Think of it as another perspective. (Alas, I don't expect people to stop burning me with fiery pitchforks.)
I read this first before Junjou Romantica, and... After reading Junjou Romantica, THEN this again, I arrived at one conclusion:
No one has friends here. You know, that kind of close friends you can talk about anything, ESPECIALLY your troubled love life / resurfacing first love of catastrophic past / your brother's best friend who actually liked your brother THEN started molesting you THEN started falling for you THEN you started falling with him.
How lonely. And no, definitely not cultural. One person, completely understandable. Two, okay, homosexuality isn't really accepted. I understand. Three, still fine. Not everyone in Japan has lotsa friends, moreso for accepting friends. But when almost all characters of the entire series + another series related to the work before all exhibit the same anguished, tragic, forcefully hidden under every rationale possible, all wrapped in denial, explosive love (or rather, the tendency to hide it and not talk about it until the worst possible moments).....
Milked for drama. I mean, think about it, a LOT of the tension presented in both series can be fulfilled without much (delicious, but still, artificial) angst if they talked to a friend who can then slap them in the head with a paper fan while yelling "BAKAAAAAAA! THIS IS NONSENSEEEE!!!". Or having a heart to heart talk.
_>;
And that's the bad part of Sekaiichi Hatsukoi -- in one word : pacing. Junjou Romantica only got like, 2-3 volumes (in which it alternates between different people and different personality and more especially, different kind of resolution) of The Masochism Tango + Belligerent Sexual Tension before going straight to Tsundere area. Sekaiichi Hatsukoi got like, 5 straight volumes. WITH Tsunderes on both sides.
Meta-wise, that's a bit...oi. Well I understand there are certainly progress (and sex. Lotsa sex.).
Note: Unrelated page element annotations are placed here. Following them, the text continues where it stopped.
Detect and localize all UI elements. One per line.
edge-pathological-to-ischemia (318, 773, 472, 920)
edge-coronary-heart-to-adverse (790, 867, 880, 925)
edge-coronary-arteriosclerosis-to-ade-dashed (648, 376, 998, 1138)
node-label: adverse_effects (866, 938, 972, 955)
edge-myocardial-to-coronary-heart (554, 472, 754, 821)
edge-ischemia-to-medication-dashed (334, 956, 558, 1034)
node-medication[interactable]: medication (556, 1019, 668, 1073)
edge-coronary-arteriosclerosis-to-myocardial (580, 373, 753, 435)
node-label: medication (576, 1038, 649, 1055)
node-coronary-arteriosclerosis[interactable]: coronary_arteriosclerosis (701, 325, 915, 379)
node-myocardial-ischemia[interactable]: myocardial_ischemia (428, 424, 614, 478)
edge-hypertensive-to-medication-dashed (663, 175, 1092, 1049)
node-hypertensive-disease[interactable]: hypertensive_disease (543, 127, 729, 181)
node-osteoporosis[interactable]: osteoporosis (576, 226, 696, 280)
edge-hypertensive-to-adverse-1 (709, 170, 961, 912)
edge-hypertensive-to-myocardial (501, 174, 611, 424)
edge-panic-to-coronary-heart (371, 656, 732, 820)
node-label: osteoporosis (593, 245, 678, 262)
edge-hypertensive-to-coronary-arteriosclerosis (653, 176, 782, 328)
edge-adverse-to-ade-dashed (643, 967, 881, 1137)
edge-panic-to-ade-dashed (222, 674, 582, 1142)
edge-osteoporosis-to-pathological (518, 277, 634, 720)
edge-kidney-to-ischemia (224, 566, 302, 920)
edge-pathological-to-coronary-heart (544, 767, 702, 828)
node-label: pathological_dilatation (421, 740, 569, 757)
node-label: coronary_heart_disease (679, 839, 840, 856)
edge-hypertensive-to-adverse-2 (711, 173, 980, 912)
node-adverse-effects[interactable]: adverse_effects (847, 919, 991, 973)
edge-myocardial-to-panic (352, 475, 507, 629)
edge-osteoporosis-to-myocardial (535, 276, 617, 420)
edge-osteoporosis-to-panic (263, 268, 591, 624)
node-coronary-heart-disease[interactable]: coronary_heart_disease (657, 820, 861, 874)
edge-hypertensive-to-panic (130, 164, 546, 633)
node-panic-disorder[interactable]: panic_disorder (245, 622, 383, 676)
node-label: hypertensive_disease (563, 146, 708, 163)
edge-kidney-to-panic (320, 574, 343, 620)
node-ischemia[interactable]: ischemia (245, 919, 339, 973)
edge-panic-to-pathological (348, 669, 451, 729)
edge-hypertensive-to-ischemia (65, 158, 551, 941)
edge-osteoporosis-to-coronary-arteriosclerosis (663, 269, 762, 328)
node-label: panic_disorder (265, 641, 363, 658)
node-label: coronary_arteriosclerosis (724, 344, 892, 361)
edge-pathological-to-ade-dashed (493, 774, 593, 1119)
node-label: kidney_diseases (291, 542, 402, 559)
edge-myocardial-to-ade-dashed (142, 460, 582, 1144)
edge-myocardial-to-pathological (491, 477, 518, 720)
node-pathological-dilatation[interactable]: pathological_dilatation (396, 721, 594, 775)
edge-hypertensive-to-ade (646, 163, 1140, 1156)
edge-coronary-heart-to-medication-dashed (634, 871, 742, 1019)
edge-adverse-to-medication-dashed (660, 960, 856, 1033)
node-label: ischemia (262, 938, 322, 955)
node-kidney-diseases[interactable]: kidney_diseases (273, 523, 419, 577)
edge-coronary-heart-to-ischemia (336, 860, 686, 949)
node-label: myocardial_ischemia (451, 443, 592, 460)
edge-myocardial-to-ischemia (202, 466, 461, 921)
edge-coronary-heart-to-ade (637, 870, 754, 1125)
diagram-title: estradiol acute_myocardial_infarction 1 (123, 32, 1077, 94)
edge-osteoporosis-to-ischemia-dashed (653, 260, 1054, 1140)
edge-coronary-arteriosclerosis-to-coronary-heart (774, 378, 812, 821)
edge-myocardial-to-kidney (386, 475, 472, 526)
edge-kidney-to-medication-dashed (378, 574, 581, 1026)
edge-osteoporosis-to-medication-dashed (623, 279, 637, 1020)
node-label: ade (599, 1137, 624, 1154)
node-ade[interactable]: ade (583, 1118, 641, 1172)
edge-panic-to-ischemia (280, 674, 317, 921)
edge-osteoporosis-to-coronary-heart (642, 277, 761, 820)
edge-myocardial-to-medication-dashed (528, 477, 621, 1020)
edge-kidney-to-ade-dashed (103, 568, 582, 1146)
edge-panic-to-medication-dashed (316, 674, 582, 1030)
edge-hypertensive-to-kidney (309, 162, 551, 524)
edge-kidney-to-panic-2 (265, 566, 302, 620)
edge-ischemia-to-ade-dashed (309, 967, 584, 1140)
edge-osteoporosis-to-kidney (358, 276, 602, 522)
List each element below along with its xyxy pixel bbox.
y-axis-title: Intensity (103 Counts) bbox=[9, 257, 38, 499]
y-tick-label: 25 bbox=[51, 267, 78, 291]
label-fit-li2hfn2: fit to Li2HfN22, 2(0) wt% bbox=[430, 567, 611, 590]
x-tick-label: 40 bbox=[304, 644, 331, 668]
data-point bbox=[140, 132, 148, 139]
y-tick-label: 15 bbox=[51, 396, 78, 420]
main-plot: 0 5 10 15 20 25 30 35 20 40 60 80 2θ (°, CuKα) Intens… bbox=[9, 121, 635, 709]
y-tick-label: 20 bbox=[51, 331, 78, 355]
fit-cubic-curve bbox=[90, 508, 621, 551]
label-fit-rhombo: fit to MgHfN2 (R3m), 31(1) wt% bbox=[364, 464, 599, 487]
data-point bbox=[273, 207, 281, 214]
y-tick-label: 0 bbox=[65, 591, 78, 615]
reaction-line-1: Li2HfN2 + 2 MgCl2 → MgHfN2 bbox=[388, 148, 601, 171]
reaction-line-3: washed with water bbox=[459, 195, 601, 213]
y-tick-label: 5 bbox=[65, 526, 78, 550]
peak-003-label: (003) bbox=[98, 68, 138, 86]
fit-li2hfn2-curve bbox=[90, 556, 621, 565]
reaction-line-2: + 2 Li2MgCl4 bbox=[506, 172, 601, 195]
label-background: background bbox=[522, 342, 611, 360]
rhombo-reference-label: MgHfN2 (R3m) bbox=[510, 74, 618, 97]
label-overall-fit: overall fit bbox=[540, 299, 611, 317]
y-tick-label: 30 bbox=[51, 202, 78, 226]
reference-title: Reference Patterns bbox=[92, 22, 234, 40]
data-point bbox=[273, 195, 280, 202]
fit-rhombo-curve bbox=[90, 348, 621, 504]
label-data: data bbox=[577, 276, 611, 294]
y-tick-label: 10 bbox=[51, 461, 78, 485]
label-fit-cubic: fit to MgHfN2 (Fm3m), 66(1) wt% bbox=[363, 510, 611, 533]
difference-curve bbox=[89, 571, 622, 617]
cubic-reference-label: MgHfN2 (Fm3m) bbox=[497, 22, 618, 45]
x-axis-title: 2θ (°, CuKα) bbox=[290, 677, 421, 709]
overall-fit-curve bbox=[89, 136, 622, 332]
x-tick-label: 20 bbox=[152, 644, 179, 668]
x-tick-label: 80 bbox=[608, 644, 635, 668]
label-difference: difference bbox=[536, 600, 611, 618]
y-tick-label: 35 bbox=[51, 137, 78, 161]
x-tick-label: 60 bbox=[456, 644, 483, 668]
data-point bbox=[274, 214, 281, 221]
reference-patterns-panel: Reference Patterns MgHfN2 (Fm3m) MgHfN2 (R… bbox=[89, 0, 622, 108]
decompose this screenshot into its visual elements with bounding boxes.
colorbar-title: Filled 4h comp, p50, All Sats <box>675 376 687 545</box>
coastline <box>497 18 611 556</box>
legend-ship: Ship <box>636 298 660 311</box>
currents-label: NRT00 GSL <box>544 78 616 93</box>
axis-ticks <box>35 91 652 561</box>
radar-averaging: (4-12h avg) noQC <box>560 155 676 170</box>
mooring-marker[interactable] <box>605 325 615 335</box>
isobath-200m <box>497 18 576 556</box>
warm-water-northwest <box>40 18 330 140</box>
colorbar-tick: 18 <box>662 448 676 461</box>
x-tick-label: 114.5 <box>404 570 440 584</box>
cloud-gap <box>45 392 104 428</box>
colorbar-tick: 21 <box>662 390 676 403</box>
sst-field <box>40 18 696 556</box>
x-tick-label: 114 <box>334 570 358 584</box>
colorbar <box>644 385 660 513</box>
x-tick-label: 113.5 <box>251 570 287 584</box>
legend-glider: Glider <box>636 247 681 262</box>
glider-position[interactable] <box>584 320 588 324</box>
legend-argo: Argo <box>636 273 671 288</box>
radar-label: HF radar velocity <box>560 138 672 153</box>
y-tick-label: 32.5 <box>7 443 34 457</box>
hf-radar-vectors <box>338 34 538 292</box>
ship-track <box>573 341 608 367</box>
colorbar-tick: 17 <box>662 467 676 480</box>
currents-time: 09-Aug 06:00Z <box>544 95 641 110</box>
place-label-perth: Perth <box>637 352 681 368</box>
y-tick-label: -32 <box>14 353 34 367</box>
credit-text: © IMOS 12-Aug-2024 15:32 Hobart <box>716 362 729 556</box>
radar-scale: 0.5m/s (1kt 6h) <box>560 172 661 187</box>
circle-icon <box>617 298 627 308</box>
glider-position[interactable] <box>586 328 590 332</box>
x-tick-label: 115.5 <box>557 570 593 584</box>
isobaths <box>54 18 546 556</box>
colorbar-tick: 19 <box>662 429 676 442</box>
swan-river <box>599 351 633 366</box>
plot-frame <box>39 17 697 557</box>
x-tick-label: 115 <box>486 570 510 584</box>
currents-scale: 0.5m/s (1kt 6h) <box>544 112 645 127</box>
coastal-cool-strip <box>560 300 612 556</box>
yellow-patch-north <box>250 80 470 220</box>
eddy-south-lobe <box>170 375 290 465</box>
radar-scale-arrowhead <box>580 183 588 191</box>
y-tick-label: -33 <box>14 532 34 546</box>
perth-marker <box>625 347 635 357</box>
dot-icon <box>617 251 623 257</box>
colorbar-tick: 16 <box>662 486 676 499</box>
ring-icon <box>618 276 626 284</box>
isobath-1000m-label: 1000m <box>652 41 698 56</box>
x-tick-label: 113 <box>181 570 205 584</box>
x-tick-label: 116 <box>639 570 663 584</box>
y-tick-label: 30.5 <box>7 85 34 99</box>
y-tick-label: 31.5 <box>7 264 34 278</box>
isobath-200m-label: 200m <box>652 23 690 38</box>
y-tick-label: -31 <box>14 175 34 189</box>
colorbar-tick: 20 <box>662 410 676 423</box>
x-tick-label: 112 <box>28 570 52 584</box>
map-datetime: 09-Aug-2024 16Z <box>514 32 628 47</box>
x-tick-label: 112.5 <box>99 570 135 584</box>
But....exactly that point. I felt a bit cheated. Also a bit nonsensical (albeit sure, I can chalk this to suspension of belief)
Story-wise...dear God, poor Ritsu. He's broken and atm I don't wish for Takano to save him with The Power of Love, as much as for anyone to drag him to a therapist. A lot of psychologist could have a field day with his denial alone, not to mention his inferiority complex. Not to mention his mental avoidance towards 'proper healthy relationships'.
Other aspects, eeh. Standard fare of Nakamura Shungiku. Fans will come like piranhas, detractors stays 30 feet away.
I sure like the manga publishing aspect of the story, though, but I dunno....within the rose colored glass of Nakamura Shungiku's world, which is glossed over, and which isn't?
And thus, I'm done with my long perspective (ranting?). I'll follow it until the end, but just for the sake of a much-needed closure.